I'm using Jupyterhub and I've been in the habit of creating my own kernels
by dropping json files into this directory:
~/.local/share/jupyter/kernels
where the kernel looks like
~/.local/share/jupyter/kernels/env0
kernel.json
logo-32x32.png
logo-64x64.png
And the `kernel.json` looks like:
{
"argv": [
"~/.conda/envs/env0/bin/python",
"-m",
"ipykernel_launcher",
"-f",
"{connection_file}"
],
"language": "python",
"display_name": "env0"
}
This works just fine for just me. However, I'm working with my admin to
set this up for other users less inclined to mess with config files.
My desire is to establish a set of kernels that everyone will have access
to when they kick off their own notebook server via jupyterhub. But I also
want them to be able to add their own kernels if they wanted.

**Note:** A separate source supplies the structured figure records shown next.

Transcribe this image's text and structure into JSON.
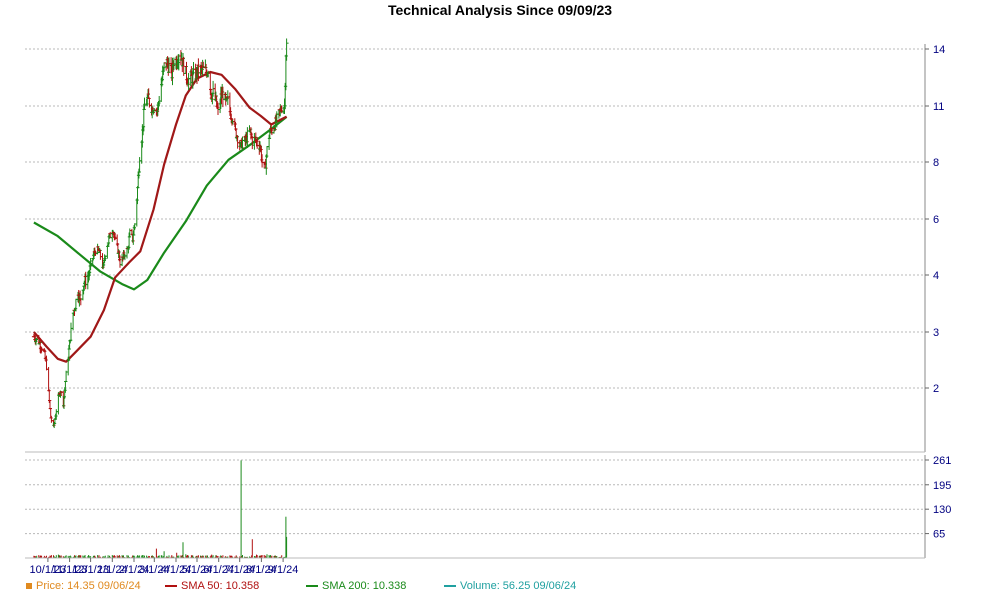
{
  "chart_data": {
    "type": "stock",
    "title": "Technical Analysis Since 09/09/23",
    "x_tick_labels": [
      "10/1/23",
      "11/1/23",
      "12/1/23",
      "1/1/24",
      "2/1/24",
      "3/1/24",
      "4/1/24",
      "5/1/24",
      "6/1/24",
      "7/1/24",
      "8/1/24",
      "9/1/24"
    ],
    "price_y_ticks": [
      2,
      3,
      4,
      6,
      8,
      11,
      14
    ],
    "volume_y_ticks": [
      65,
      130,
      195,
      261
    ],
    "price_scale": "log",
    "price_ylim": [
      1.0,
      14.0
    ],
    "volume_ylim": [
      0,
      261
    ],
    "grid": true,
    "legend_placement": "bottom",
    "colors": {
      "price_up": "#1a8a1a",
      "price_down": "#b01010",
      "sma50": "#a01818",
      "sma200": "#1a8a1a",
      "legend_price": "#e08a20",
      "legend_sma50": "#b01010",
      "legend_volume": "#20a0a0",
      "tick_text": "#000080",
      "legend_text": "#c0504d"
    },
    "legend": {
      "price": "Price: 14.35  09/06/24",
      "sma50": "SMA 50: 10.358",
      "sma200": "SMA 200: 10.338",
      "volume": "Volume: 56.25  09/06/24"
    },
    "price_close_path": [
      [
        "2023-09-11",
        2.9
      ],
      [
        "2023-09-18",
        2.8
      ],
      [
        "2023-09-25",
        2.6
      ],
      [
        "2023-09-29",
        2.35
      ],
      [
        "2023-10-02",
        1.9
      ],
      [
        "2023-10-05",
        1.45
      ],
      [
        "2023-10-09",
        1.3
      ],
      [
        "2023-10-12",
        1.5
      ],
      [
        "2023-10-16",
        1.8
      ],
      [
        "2023-10-19",
        1.95
      ],
      [
        "2023-10-23",
        1.7
      ],
      [
        "2023-10-26",
        2.1
      ],
      [
        "2023-10-30",
        2.5
      ],
      [
        "2023-11-02",
        2.9
      ],
      [
        "2023-11-06",
        3.3
      ],
      [
        "2023-11-09",
        3.45
      ],
      [
        "2023-11-13",
        3.7
      ],
      [
        "2023-11-16",
        3.5
      ],
      [
        "2023-11-20",
        3.8
      ],
      [
        "2023-11-24",
        3.9
      ],
      [
        "2023-11-28",
        4.0
      ],
      [
        "2023-12-01",
        4.3
      ],
      [
        "2023-12-05",
        4.6
      ],
      [
        "2023-12-08",
        4.8
      ],
      [
        "2023-12-12",
        4.75
      ],
      [
        "2023-12-15",
        4.6
      ],
      [
        "2023-12-19",
        4.2
      ],
      [
        "2023-12-22",
        4.7
      ],
      [
        "2023-12-27",
        5.2
      ],
      [
        "2024-01-02",
        5.6
      ],
      [
        "2024-01-05",
        5.1
      ],
      [
        "2024-01-09",
        4.8
      ],
      [
        "2024-01-12",
        4.4
      ],
      [
        "2024-01-16",
        4.5
      ],
      [
        "2024-01-19",
        4.7
      ],
      [
        "2024-01-23",
        4.8
      ],
      [
        "2024-01-26",
        5.4
      ],
      [
        "2024-01-30",
        5.2
      ],
      [
        "2024-02-02",
        5.8
      ],
      [
        "2024-02-06",
        7.0
      ],
      [
        "2024-02-09",
        8.3
      ],
      [
        "2024-02-13",
        9.5
      ],
      [
        "2024-02-16",
        11.0
      ],
      [
        "2024-02-20",
        11.3
      ],
      [
        "2024-02-23",
        11.2
      ],
      [
        "2024-02-27",
        10.8
      ],
      [
        "2024-03-01",
        11.0
      ],
      [
        "2024-03-05",
        10.7
      ],
      [
        "2024-03-08",
        11.4
      ],
      [
        "2024-03-12",
        12.3
      ],
      [
        "2024-03-15",
        13.0
      ],
      [
        "2024-03-19",
        13.2
      ],
      [
        "2024-03-22",
        13.0
      ],
      [
        "2024-03-26",
        12.6
      ],
      [
        "2024-03-29",
        13.4
      ],
      [
        "2024-04-02",
        13.3
      ],
      [
        "2024-04-05",
        13.8
      ],
      [
        "2024-04-09",
        13.5
      ],
      [
        "2024-04-12",
        13.0
      ],
      [
        "2024-04-16",
        12.5
      ],
      [
        "2024-04-19",
        12.3
      ],
      [
        "2024-04-23",
        12.4
      ],
      [
        "2024-04-26",
        12.5
      ],
      [
        "2024-04-30",
        12.6
      ],
      [
        "2024-05-03",
        12.8
      ],
      [
        "2024-05-07",
        12.8
      ],
      [
        "2024-05-10",
        12.8
      ],
      [
        "2024-05-14",
        12.7
      ],
      [
        "2024-05-17",
        12.9
      ],
      [
        "2024-05-21",
        11.6
      ],
      [
        "2024-05-24",
        11.6
      ],
      [
        "2024-05-28",
        11.2
      ],
      [
        "2024-05-31",
        10.6
      ],
      [
        "2024-06-04",
        11.4
      ],
      [
        "2024-06-07",
        11.6
      ],
      [
        "2024-06-11",
        11.1
      ],
      [
        "2024-06-14",
        11.2
      ],
      [
        "2024-06-18",
        10.5
      ],
      [
        "2024-06-21",
        10.3
      ],
      [
        "2024-06-25",
        9.5
      ],
      [
        "2024-06-28",
        9.2
      ],
      [
        "2024-07-02",
        8.7
      ],
      [
        "2024-07-05",
        9.0
      ],
      [
        "2024-07-09",
        9.0
      ],
      [
        "2024-07-12",
        9.3
      ],
      [
        "2024-07-16",
        9.5
      ],
      [
        "2024-07-19",
        9.0
      ],
      [
        "2024-07-23",
        9.1
      ],
      [
        "2024-07-26",
        8.9
      ],
      [
        "2024-07-30",
        8.8
      ],
      [
        "2024-08-02",
        8.0
      ],
      [
        "2024-08-06",
        7.7
      ],
      [
        "2024-08-09",
        8.6
      ],
      [
        "2024-08-13",
        9.5
      ],
      [
        "2024-08-16",
        9.6
      ],
      [
        "2024-08-20",
        9.9
      ],
      [
        "2024-08-23",
        10.2
      ],
      [
        "2024-08-27",
        10.6
      ],
      [
        "2024-08-30",
        10.9
      ],
      [
        "2024-09-03",
        11.0
      ],
      [
        "2024-09-05",
        13.8
      ],
      [
        "2024-09-06",
        14.35
      ]
    ],
    "sma50_path": [
      [
        "2023-09-11",
        3.0
      ],
      [
        "2023-09-29",
        2.7
      ],
      [
        "2023-10-15",
        2.47
      ],
      [
        "2023-10-27",
        2.42
      ],
      [
        "2023-11-10",
        2.6
      ],
      [
        "2023-12-01",
        2.9
      ],
      [
        "2023-12-20",
        3.35
      ],
      [
        "2024-01-05",
        3.95
      ],
      [
        "2024-01-25",
        4.38
      ],
      [
        "2024-02-10",
        4.75
      ],
      [
        "2024-02-29",
        6.3
      ],
      [
        "2024-03-15",
        7.9
      ],
      [
        "2024-04-01",
        9.9
      ],
      [
        "2024-04-15",
        11.5
      ],
      [
        "2024-05-01",
        12.35
      ],
      [
        "2024-05-20",
        12.7
      ],
      [
        "2024-06-05",
        12.55
      ],
      [
        "2024-06-25",
        11.8
      ],
      [
        "2024-07-15",
        10.9
      ],
      [
        "2024-07-31",
        10.4
      ],
      [
        "2024-08-15",
        9.9
      ],
      [
        "2024-09-06",
        10.358
      ]
    ],
    "sma200_path": [
      [
        "2023-09-11",
        5.85
      ],
      [
        "2023-10-15",
        5.3
      ],
      [
        "2023-11-15",
        4.65
      ],
      [
        "2023-12-15",
        4.1
      ],
      [
        "2024-01-15",
        3.82
      ],
      [
        "2024-02-01",
        3.72
      ],
      [
        "2024-02-20",
        3.9
      ],
      [
        "2024-03-15",
        4.7
      ],
      [
        "2024-04-15",
        5.9
      ],
      [
        "2024-05-15",
        7.1
      ],
      [
        "2024-06-15",
        8.1
      ],
      [
        "2024-07-15",
        8.8
      ],
      [
        "2024-08-15",
        9.65
      ],
      [
        "2024-09-06",
        10.338
      ]
    ],
    "volume_spikes": [
      [
        "2023-09-12",
        5
      ],
      [
        "2023-10-02",
        3
      ],
      [
        "2023-10-16",
        9
      ],
      [
        "2023-11-01",
        5
      ],
      [
        "2023-12-01",
        5
      ],
      [
        "2024-02-05",
        4
      ],
      [
        "2024-03-04",
        25
      ],
      [
        "2024-03-15",
        18
      ],
      [
        "2024-04-02",
        14
      ],
      [
        "2024-04-11",
        42
      ],
      [
        "2024-04-15",
        10
      ],
      [
        "2024-05-01",
        6
      ],
      [
        "2024-05-22",
        9
      ],
      [
        "2024-06-01",
        7
      ],
      [
        "2024-06-14",
        4
      ],
      [
        "2024-07-03",
        260
      ],
      [
        "2024-07-19",
        50
      ],
      [
        "2024-07-25",
        9
      ],
      [
        "2024-08-05",
        8
      ],
      [
        "2024-08-09",
        10
      ],
      [
        "2024-09-05",
        110
      ],
      [
        "2024-09-06",
        56.25
      ]
    ]
  }
}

My first plan would be to create symbolic links in each users
`~/.local/share/jupyter/kernels/` directory to some globally accessible
directory with the appropriately specified kernels. They could then create
additional kernels on their own in the same directory.
However, this seems like there should be a configuration option that points
jupyter to a directory to search for kernels and that we could build upon
available kernels by looking in additional directories. So that in some
final state I could have a global config that points to where the globally
accessible kernels are and users can have additional ones in their own
directory.
Is my current plan sufficient?
Is my current plan good?
Are there configuration options that help me accomplish my goal?